The post-trigger sections cover match outcomes and goal activity following the moment your alert fired. Match Outcomes shows the final result split (Home Win, Draw, Away Win) along with Favourite Win and Underdog Win percentages where odds data is available. Score Dynamics goes further, showing how often the favourite held their lead, how often the underdog came back, and how often the scoreline reversed entirely. A 91% favourite-held-lead rate in triggered matches is a materially different context from a 50% rate.

Post-trigger goals are broken into time windows: goals within 5, 10, and 15 minutes of the trigger, average goals scored after the alert fires, and over/under percentages for the remainder of the match. A 49% goal-within-15-minutes rate is the kind of number that changes how you read the seven minutes after your alert fires on a live match. The same analysis applies to corners and cards for markets beyond the scoreline.
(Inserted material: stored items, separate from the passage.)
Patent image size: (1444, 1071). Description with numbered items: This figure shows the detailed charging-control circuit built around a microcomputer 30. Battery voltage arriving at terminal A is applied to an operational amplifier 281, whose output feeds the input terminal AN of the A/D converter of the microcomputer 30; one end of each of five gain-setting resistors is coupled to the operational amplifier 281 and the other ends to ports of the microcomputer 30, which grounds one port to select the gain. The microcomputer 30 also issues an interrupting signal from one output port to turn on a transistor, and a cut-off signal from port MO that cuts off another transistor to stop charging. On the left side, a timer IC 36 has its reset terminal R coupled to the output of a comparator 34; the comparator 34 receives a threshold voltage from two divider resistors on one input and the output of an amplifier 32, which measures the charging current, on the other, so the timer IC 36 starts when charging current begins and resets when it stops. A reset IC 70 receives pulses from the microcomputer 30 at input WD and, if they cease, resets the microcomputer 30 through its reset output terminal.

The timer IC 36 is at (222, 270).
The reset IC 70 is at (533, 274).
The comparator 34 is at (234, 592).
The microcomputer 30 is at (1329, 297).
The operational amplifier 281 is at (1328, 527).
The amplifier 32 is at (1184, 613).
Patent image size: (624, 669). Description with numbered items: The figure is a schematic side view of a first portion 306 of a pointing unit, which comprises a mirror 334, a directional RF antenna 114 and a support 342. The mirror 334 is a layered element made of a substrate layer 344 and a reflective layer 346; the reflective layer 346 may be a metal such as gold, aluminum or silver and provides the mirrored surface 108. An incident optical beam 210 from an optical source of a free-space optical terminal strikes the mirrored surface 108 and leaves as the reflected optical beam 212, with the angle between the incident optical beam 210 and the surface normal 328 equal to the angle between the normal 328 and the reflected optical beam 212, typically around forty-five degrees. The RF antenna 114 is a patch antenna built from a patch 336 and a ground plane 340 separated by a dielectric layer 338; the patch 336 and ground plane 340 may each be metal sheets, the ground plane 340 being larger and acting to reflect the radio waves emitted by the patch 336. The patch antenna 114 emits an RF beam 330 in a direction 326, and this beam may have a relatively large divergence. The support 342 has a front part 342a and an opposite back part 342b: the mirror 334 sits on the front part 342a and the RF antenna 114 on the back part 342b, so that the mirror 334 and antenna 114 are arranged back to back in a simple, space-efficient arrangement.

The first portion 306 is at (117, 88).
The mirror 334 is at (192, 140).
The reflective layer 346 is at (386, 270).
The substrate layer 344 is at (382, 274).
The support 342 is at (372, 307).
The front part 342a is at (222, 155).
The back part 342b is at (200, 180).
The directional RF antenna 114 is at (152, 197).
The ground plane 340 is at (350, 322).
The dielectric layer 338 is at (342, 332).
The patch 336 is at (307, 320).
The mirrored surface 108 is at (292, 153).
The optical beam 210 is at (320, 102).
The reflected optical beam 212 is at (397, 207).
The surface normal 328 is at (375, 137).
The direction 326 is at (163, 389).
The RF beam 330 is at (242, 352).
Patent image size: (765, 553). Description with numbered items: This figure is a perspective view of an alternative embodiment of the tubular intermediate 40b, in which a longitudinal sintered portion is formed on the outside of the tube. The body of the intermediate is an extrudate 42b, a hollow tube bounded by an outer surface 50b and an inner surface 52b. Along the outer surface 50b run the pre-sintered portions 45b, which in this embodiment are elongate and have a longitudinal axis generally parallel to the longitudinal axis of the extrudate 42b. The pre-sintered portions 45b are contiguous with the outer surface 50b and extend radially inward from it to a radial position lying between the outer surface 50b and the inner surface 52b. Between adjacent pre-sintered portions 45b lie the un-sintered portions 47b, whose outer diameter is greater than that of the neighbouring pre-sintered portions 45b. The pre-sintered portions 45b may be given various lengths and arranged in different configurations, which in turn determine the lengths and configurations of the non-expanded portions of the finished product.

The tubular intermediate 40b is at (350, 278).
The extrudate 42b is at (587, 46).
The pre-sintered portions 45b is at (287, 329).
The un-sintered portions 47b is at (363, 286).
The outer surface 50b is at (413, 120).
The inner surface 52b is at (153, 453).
The Market Analysis section pairs these outcome rates with real odds data where available, showing success rate, average odds, and an expected value figure for markets like Home Win, BTTS, and Over 2.5. This is where you can assess whether a historical edge (say, a 57% home win rate in triggered matches) was available at odds that would make it meaningful over time, or whether the market had already priced it in.

Putting It Together

The most practical use of a backtest is to challenge your assumptions before they cost you. If your alert's trigger rate is much lower than you expected, the conditions may be too restrictive to be useful in practice. If the match outcomes show no discernible pattern (roughly equal home wins, draws, and away wins), the alert may not be identifying a coherent match situation. The by-league and by-country breakdown is worth checking too: some alerts perform differently across competitions, and knowing where an alert has historically been most consistent lets you calibrate how much weight to give it when it fires live.

Backtesting doesn't tell you what will happen. It tells you what has tended to happen, and that's the starting point for analysis that goes beyond instinct.